Digital Rock Analysis Provides Data Unobtainable in the Laboratory to Improve Tight Carbonate Model Certainty

Published: 04/02/2021

Blue hero texture

Reduce reservoir uncertainty

In the absence of core data, the initial models for the reservoir penetrated by a wildcat well were calibrated to published values, resulting in a high degree of uncertainty that affected reserves estimates for the extensively diagenetically altered reservoir. Although production from the formation is primarily related to an extended fracture corridor, lack of measurement of the properties of the low-permeability carbonate matrix from the initial well contributed further uncertainty for development planning.

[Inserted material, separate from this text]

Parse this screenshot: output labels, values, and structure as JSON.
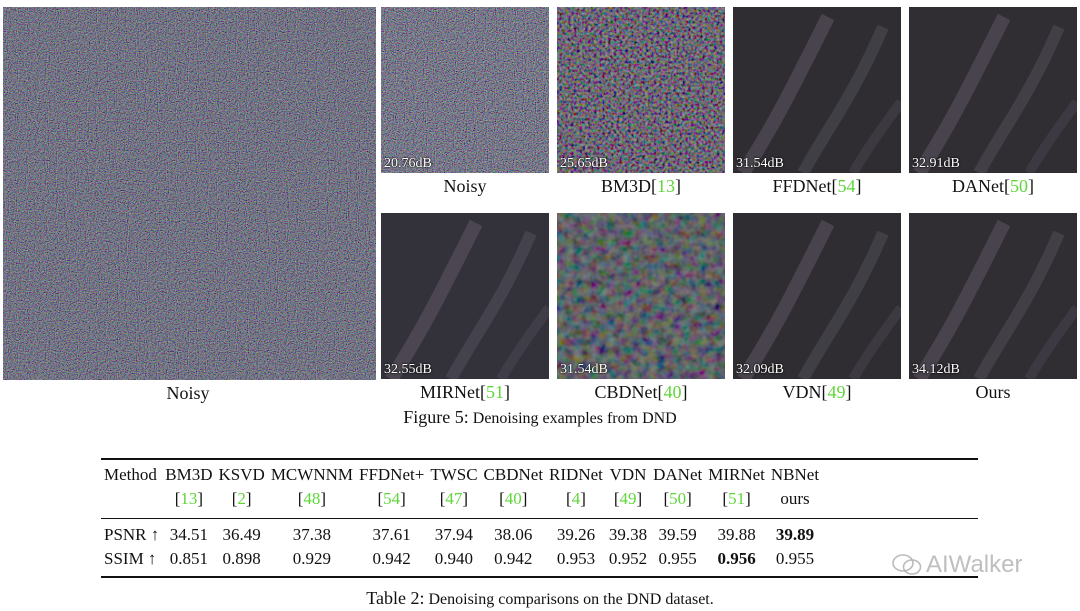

Conduct digital rock and fluid analysis

Coring was conducted in the second well of the field’s appraisal program for cutting 145 1.5-in plug samples for both routine and special core analysis (RCAL and SCAL, respectively). Because the high reservoir pressure at 10,600 psi was not reproducible in the laboratory and a significant number of samples had Klinkenberg-corrected gas permeability values that were too low for laboratory SCAL analysis, CoreFlow digital rock and fluid analytics services were included in the SCAL program. The digital rock focus was on samples with gas permeability values less than 1 mD, which describes 44% of the reservoir. The digital fluids were derived from PVT data to account for reservoir conditions.

Image showing 3D phase saturations over time, where water is blue, oil is red, and the digital rock is transparent.
3D phase saturations at selected time intervals progressing from (a) to (e) during steady-state flooding of a sample. Water is blue and oil is red in the transparent digital rock.

Obtain accurate data for refining simulation models

CoreFlow services complement and expand on conventional evaluation methods to accelerate reservoir characterization and provide sensitivity studies to reduce uncertainty. The workflow employs DHD direct hydrodynamics pore flow simulation to integrate the digital rock and fluid models. Then pore-scale simulations using high performance computing further expedite feedback for the parameters used in the reservoir simulation, such as relative permeability and capillary pressure.

Digital rock models were built using X-ray microCT data at 2-um resolution and SEM datasets at 500- and 20-nm resolution. Digital fluid models of air and brine, dead oil and brine, and live oil and brine were constructed for multiphase flow modeling, including digital porous plate tests that were performed at reservoir conditions, beyond the laboratory’s pressure limits for experimental studies.

This combined experimental and digital workflow was a fast, robust approach to obtaining critical data to refine the simulation modeling. Conducting steady-state flow tests with CoreFlow services made it possible to construct relative permeability curves that included estimates of moveable oil for samples representing the low-permeability layers. From this, the functional dependency between reservoir properties and the oil displacement coefficient was determined to distribute reliable property values throughout the reservoir that improved the forecast quality of the hydrodynamic model.

CoreFlow services also enabled early assessment of the need for and effectiveness of primary methods to increase oil recovery. Multiphase filtration modeling on digital core showed a significant decrease in the water-phase permeability krw from 0.3 to 0.05, confirming the low efficiency of reservoir pressure maintenance by the field’s water injection system. The reliability of the digital rock analysis was confirmed by inclusion of krw in the dynamic model, which resulted in a precise history match to production data for a more accurate forecast of the possible start of water breakthrough.

More technical details

Read SPE-198610-MS

Iraq, Asia

The limitations posed by the low-permeability, high-pressure carbonate reservoir for laboratory analysis were overcome by integrating CoreFlow digital rock and fluid analytics services to quickly provide critical permeability values for resolving model uncertainty.